Discrepancies between Chard's and Smith's accounts are inevitable, as they are between other survivors. They weren't written in ideal circumstances, nor with the idea of minute analysis by posterity, nor were the compilers quite yet aware of how much attention would soon be paid to their little scrap, compared with the main events of that day.
I wonder if the term "misled" is not just a little harsh, therefore?
|20th June 2003||Peter Ewart|
I didn't really answer your question properly as Chard claimed to have been an actual eyewitness to this event.
I suggest: Chard took the rifle & then handed it to Byrne (thereby keeping his eyewitness statement intact!)
Or: Smith (who doesn't claim to have witnessed it) was in error in recording that it was handed to Byrne as he got the story second hand.

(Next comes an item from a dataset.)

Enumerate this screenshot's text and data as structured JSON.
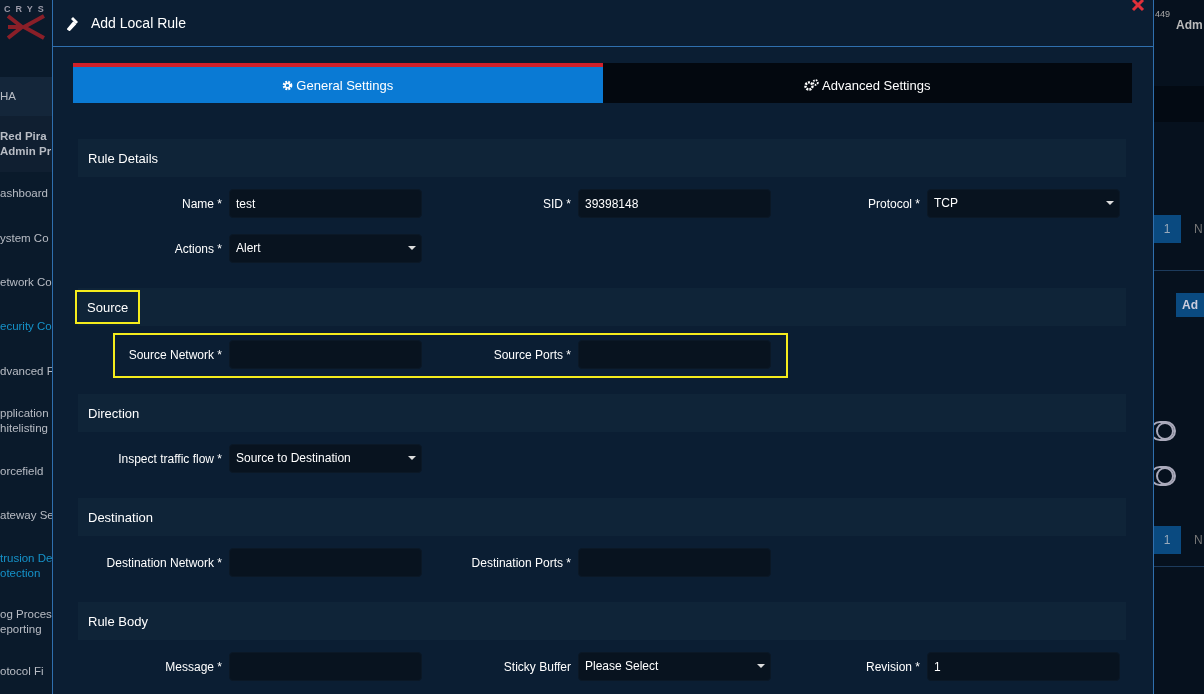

|20th June 2003||Dave Nolan|
What was it that that the Duke of Wellington said about events recorded at a battle and at a dance?
|22nd June 2003||A.Maniac|
thanks for this helpful view
What did Mr-Wellseley say actually?
|25th June 2003||Peter Ewart|
Not sure what the great Duke said but on 22 & 23 Jan 1879 there were certainly many opportunities for Chinese Whispers! (Messengers galloping down from the plateau, scribbled notes from the camp to Mangeni, verbal messages to-ing and fro-ing across the plain (& hardly any of them supposedly finding Chelmsford!) as well as the frantic warnings from the fugitives to the R/Drift depot - and, as so often in warfare, each officer or man being aware only of what he'd actually seen, or perhaps heard second hand, not the overall picture.
Add a dearth of survivors (and allow for the traumatic experience) and it is no wonder that many reports, letters and other accounts about that day differ on almost every detail.
I suppose the classic example (no doubt apocryphal!) is the old chestnut:
"The Germans are advancing on the west flank - send reinforcements."
Which became so garbled it somehow metamorphosed into:
"The Germans are dancing on wet planks - send three and fourpence."
Given the confusion in the camp on the Wednesday morning as a result of repeatedly conflicting and often vague reports from vedettes on the plain and plateau, one might almost substitute "Zulus" for "Germans."
|25th June 2003||A.Maniac|
Yes, I see a close parallel here with the sometimes conflicting reports of the Gospel writers in the New Testament. Here, as there, it seems that the differences are in fact a mark of authenticity and our task is to see past the sometimes confusing details to work out the picture for ourselves. Everybody will work it out slightly differently of course and this is where open-mindedness and tolerance come in!